Treating obesity is something that we absolutely, 100% need to do, and do more effectively. However, I can't overstate my opinion that we must view everything through the lens of health. Obesity is not simply size.


Sunday, January 11, 2015

The Ever-Repeating New Year's Resolution

 A year ago I wrote:

"As a rule, I do not make New Year's Resolutions. I won't go into why, lest you think I'm some crunchy granola hippie, which I'm definitely not. But New Year's Resolutions are usually about doing something that's hard, something that you believe will make you a better person. A singular focus on weight loss is not about being a better person, it's about self-hatred of the person you are. You can't change the external you, no matter how much you hate it. You can change the internal things you feel and the choices you make. Perhaps external changes will follow, but if they don't have you truly failed?"

I guess not much has changed in the last year. The introduction to the New Year has come with all of the typical ads for diet and exercise products. Although I think I'm seeing more "get healthy" and less "lose weight", Slim-Fast is still front and center at my Walmart. I'm fighting crowds (crowds!) at my gym, and clearly everyone else has determined *my* elliptical is best. And, of course, all will return to normal by February, sadly.

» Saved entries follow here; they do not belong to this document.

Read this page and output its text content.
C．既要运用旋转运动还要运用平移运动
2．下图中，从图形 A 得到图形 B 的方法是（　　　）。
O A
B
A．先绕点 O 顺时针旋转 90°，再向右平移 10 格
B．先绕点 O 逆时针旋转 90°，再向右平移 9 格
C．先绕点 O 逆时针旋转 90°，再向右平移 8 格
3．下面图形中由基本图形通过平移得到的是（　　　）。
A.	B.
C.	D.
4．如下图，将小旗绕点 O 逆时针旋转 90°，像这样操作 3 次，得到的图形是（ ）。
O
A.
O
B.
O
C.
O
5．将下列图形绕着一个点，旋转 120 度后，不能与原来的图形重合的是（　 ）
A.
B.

Last year, we decided to try to eat sugar-free, which is actually turning into no added sugar and as little processed food as possible. It's working fine, though I must admit it wasn't a life-changing cure for all that ails us, as many other bloggers insisted it would be. Maybe we didn't eat enough processed food to begin with. But it has highlighted one of the problems we are facing in this world. A few months into really doing this with gusto, I'm STILL reading every. single. label. I can't trust that all tortilla chips are just corn, or that sour cream is just cream, or even that apples are just apples.

So, for the New Year, we have a bunch of people who are trying to get healthy (or lose weight, or whatever other positive or negative conception of that goal), and the deck is stacked against them. The part of my field that cares about nutrition still can't decide what's actually best, so we keep creating interventions without even knowing what to change. We try to help people individually, but no amount of education will ever overcome what we see in grocery stores. People try and try, and maybe they are healthier but the scale hasn't changed, or maybe they aren't feeling better, or maybe they just get tired of reading every single label, and they give up.

I don't blame them. Our knowledge base is a mess. The environment is designed to make them fail. The medical treatments, though better, are shameful. The only part of this obesity equation that isn't a disaster are all the individuals who live with it. They are trying--at the gym, at the grocery store, not just sitting around being lazy. People are doing what we tell them to do, but the message that gets told is from a mess of a dietary knowledge base, an environment that uses green boxes and "gluten free" to sell health, and doctors who don't know about or offer the few available medical treatments.

I'll come back to this in 2016, and everyone will be back again, trying, hoping, that this year will be different. Some year, maybe it will be.